Sexual harassment. About a year into her employment with the staffing agency—which, importantly, was not a defendant in her Title VII suit—the employee was placed at Fromm Family Foods.She alleged that her supervisor at Fromm obtained her personal phone number via her personnel file, then repeatedly harassed her, including making sexually explicit comments to her in front of coworkers.According to Fromm’s chief operating officer, the company immediately investigated her harassment complaint and took action against the supervisor. He also asserted, though, that Fromm tried to separate the employee from the supervisor, and when that solution proved “impossible,” Fromm asked the staffing agency to assign the employee elsewhere. On these facts, and assuming the employee can establish that Fromm and the staffing agency were her joint employers, a reasonable inference of retaliatory intent could be established, the appeals court observed.

Motion to compel denied.
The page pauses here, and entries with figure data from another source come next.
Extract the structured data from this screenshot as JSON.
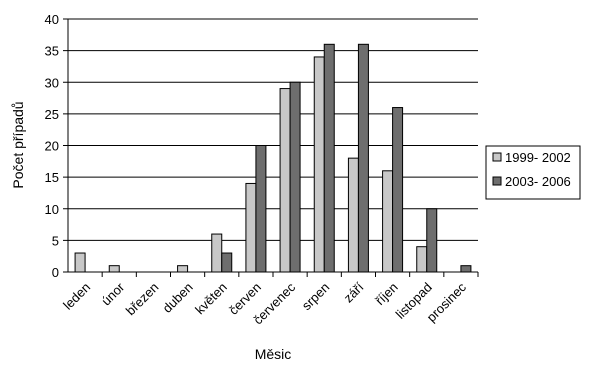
{
  "chart_data": {
    "type": "bar",
    "title": "",
    "xlabel": "Měsic",
    "ylabel": "Počet případů",
    "ylim": [
      0,
      40
    ],
    "yticks": [
      0,
      5,
      10,
      15,
      20,
      25,
      30,
      35,
      40
    ],
    "grid": true,
    "legend_position": "right",
    "categories": [
      "leden",
      "únor",
      "březen",
      "duben",
      "květen",
      "červen",
      "červenec",
      "srpen",
      "září",
      "říjen",
      "listopad",
      "prosinec"
    ],
    "series": [
      {
        "name": "1999- 2002",
        "color": "#c8c8c8",
        "values": [
          3,
          1,
          0,
          1,
          6,
          14,
          29,
          34,
          18,
          16,
          4,
          0
        ]
      },
      {
        "name": "2003- 2006",
        "color": "#6e6e6e",
        "values": [
          0,
          0,
          0,
          0,
          3,
          20,
          30,
          36,
          36,
          26,
          10,
          1
        ]
      }
    ]
  }
}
The merits of her claim were not at issue here, though; it was the company’s attempt to compel her to arbitrate her Title VII suit based on her arbitration agreement with the staffing agency.Fromm had learned about the arbitration agreement during the course of discovery in the case, and it argued that the employee should be compelled to arbitrate her claim against Fromm. It cited an equitable estoppel theory, and also argued that it was a third-party beneficiary of the arbitration agreement with the agency.

The district court denied Fromm’s motion, relying on Wisconsin contract law. It found equitable estoppel did not apply because there was no basis for finding that Fromm relied on the arbitration agreement, especially since Fromm didn’t even know about it until the litigation began to unfold. It also rejected Fromm’s third-party beneficiary argument. The Seventh Circuit took up the case (a denial of a motion to compel arbitration is immediately appealable) and, reviewing de novo, affirmed. (Fromm dropped its third-party beneficiary theory on appeal; Fromm tried now to assert an agency theory as well, but the appeals court rejected the late attempt as waived.)

No estoppel here. As the Supreme Court has directed, ordinary contract principles apply to disputes over who may enforce arbitration agreements. Applying Wisconsin law on equitable estoppel, the appeals court found a clear-cut resolution. For equitable estoppel to apply, one must show reasonable reliance to one’s detriment, and nothing in the record suggested that Fromm relied on (or even knew of) the arbitration agreement it sought to enforce. “Fromm could not have relied upon an agreement it did not know about,” the appeals court said. “At bottom, this case is that simple.” The defendant had no legal basis for seeking to compel arbitration.

Staffing agency not a party. The Seventh Circuit distinguished two circuit court cases cited by Fromm, including the Second Circuit’s 2010 decision in Ragone v. Atlantic Video at Manhattan Center, a sex discrimination case. The key difference there, though, was that the plaintiff was suing both the client employer and the staffing agency with whom she had an arbitration agreement. “Once a court knows a dispute is going to be arbitrated, the reasons for requiring claims against affiliated parties to be arbitrated become more powerful,” the appeals court acknowledged. Here, though, the employee didn’t assert a claim against the staffing agency with whom she had contractually agreed to arbitrate. And the Seventh Circuit wasn’t inclined to extend Ragone’s holding to circumstances in which the party to the arbitration agreement is not a party in the case.